Haven't seen one of these on here, and since the current book I am on can be somewhat related to aviation i figured i would give it a go.

I am reading Inviting Disaster: Lessons from the Edge of Technology, by James R. Chiles. The book focuses on how even though we have gone so far with technology, the machines we have created have sometimes allowed us to be even further removed from the machine and allows us to not be as aware to what is going on. The book looks at all kinds of disasters, from plane crashes to three mile island and so on. I am actually finding this book quite interesting. It doesn't just focus on technology, but also on the psyche of the users of said equipment and tries to find answers on why they do what they do.

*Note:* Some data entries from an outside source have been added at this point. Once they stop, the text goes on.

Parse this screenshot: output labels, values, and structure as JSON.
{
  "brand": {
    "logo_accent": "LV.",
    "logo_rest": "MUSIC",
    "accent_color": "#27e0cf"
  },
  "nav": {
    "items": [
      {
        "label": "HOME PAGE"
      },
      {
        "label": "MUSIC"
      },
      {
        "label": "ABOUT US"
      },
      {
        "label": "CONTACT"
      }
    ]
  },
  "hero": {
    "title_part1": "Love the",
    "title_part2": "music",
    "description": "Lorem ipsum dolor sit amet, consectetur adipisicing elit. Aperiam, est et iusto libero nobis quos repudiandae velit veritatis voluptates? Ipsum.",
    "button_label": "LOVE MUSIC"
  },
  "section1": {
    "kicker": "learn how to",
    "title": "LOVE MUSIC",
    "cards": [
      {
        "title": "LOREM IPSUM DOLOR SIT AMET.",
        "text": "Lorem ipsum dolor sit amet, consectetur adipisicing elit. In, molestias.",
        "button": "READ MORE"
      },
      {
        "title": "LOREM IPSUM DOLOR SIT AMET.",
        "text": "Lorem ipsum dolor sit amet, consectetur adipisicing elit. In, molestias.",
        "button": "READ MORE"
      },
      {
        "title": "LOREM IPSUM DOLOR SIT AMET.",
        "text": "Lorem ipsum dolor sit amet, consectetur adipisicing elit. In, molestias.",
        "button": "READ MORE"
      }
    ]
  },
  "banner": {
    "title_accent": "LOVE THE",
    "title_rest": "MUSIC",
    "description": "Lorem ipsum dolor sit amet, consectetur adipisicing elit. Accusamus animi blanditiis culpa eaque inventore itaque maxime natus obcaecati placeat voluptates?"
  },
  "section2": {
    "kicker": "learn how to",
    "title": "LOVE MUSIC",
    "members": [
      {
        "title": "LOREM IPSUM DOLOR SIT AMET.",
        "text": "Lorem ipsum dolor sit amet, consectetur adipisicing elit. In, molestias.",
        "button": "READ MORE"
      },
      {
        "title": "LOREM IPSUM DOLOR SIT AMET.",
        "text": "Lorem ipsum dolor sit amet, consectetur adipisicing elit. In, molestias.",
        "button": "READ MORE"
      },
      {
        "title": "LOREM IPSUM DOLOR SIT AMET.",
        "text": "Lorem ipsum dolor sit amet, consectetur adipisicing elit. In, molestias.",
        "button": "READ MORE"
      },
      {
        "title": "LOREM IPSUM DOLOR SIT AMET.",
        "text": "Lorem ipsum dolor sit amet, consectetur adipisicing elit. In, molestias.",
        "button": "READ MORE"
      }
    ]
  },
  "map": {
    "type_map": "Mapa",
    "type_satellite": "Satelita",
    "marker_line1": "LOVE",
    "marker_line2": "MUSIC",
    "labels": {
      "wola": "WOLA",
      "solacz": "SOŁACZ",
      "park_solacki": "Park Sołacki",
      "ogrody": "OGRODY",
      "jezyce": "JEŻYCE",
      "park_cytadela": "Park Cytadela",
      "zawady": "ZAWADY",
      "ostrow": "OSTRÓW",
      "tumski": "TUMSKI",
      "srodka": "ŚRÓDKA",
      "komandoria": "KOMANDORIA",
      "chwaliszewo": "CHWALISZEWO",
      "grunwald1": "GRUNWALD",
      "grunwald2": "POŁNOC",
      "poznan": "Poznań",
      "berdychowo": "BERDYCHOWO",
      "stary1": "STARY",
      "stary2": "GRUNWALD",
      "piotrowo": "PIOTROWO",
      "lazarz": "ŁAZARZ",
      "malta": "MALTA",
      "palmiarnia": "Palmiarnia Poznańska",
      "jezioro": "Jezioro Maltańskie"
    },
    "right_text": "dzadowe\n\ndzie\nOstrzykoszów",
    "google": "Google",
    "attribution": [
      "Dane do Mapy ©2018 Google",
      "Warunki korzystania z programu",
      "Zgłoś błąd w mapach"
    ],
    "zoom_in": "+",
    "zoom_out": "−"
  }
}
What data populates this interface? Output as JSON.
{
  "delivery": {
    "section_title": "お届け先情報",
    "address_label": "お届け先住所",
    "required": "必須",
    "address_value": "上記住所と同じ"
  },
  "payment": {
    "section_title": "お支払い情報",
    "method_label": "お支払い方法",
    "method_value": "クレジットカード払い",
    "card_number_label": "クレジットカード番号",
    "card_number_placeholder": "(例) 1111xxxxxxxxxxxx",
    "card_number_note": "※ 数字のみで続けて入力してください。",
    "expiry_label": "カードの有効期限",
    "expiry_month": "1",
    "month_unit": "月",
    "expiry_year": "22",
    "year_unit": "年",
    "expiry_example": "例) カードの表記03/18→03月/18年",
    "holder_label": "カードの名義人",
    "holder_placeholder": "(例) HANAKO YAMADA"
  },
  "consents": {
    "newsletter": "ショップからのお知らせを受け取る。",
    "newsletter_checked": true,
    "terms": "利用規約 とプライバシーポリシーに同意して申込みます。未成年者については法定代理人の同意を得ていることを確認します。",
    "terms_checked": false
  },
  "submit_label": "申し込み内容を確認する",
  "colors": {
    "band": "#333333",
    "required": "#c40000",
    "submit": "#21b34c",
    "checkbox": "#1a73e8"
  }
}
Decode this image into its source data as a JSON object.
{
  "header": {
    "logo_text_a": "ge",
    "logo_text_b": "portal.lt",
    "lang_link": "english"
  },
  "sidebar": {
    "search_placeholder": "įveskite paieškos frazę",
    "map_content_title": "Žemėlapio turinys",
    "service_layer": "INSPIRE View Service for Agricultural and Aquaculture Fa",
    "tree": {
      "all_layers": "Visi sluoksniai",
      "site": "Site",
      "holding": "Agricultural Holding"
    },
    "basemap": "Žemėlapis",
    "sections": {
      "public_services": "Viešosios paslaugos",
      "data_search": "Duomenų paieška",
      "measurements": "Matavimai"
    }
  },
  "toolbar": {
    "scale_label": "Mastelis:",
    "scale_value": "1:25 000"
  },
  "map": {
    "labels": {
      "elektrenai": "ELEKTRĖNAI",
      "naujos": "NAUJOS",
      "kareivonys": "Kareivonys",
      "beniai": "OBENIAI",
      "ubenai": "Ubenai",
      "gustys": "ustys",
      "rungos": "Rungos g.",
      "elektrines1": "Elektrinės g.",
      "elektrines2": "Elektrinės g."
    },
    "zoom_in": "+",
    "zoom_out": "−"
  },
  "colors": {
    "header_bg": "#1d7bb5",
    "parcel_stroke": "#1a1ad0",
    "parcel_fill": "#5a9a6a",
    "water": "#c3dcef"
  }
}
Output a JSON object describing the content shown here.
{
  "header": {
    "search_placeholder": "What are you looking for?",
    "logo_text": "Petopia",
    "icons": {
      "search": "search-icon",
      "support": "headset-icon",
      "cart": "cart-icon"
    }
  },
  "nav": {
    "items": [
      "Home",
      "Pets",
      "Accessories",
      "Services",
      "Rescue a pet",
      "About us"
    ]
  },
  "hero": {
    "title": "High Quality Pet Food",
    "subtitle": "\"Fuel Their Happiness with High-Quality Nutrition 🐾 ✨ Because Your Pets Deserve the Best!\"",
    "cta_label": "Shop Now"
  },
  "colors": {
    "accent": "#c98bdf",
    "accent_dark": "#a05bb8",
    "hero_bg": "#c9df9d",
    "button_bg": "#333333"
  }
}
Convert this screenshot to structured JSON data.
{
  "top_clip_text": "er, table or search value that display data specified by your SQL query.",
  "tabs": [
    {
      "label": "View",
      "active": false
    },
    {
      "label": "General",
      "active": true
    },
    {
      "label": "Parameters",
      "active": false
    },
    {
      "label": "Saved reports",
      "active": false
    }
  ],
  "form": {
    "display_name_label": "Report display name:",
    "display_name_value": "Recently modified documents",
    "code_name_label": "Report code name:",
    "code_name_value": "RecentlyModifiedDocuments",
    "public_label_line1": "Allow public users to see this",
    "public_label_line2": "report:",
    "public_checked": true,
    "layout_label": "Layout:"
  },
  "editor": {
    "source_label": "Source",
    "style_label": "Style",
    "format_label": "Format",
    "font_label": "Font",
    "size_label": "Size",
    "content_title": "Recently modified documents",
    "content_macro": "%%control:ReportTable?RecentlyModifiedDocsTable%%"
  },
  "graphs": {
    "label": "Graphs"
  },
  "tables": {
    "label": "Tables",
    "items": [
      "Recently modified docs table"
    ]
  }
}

here is the books summary on the back cover:

Quote:
Inviting Disaster, by technology and history writer James R. Chiles, is an unusual book: it appeals to the macabre desires that keep us riveted to highway accidents, while knowledgeably discoursing on the often preventable mistakes that caused them. At its heart are colorful stories behind more than 50 of the most infamous catastrophes that periodically chilled the advance of the industrial age. There are both those well remembered (the 1986 Challenger explosion, for example) and those now largely forgotten (a 1937 gas explosion at a Texas school that killed 298). But along with lively depictions of these deadly devastations and white-knuckle calamities--the U.S. battleship Maine, Apollo 13, and Three Mile Island among them--Chiles offers an informed analysis of the unfortunate chain of events that brought them about. And by grouping like incidents to show how fatal "system fractures" eventually developed through a combination of human error and mechanical malfunction, he also suggests how we might sidestep such tragedies in the future. In so, doing he fashions these spectacular accounts of failed planes, trains, ships, bridges, dams, factories, and other conveyances and facilities into a cautionary tale about technological progress. --Howard Rothman

The book has an interesting perspective that you often don't get from shows on TV about disasters, or anything I learnt while getting an engineering degree. I honestly think this is one book that could help me become a better engineer.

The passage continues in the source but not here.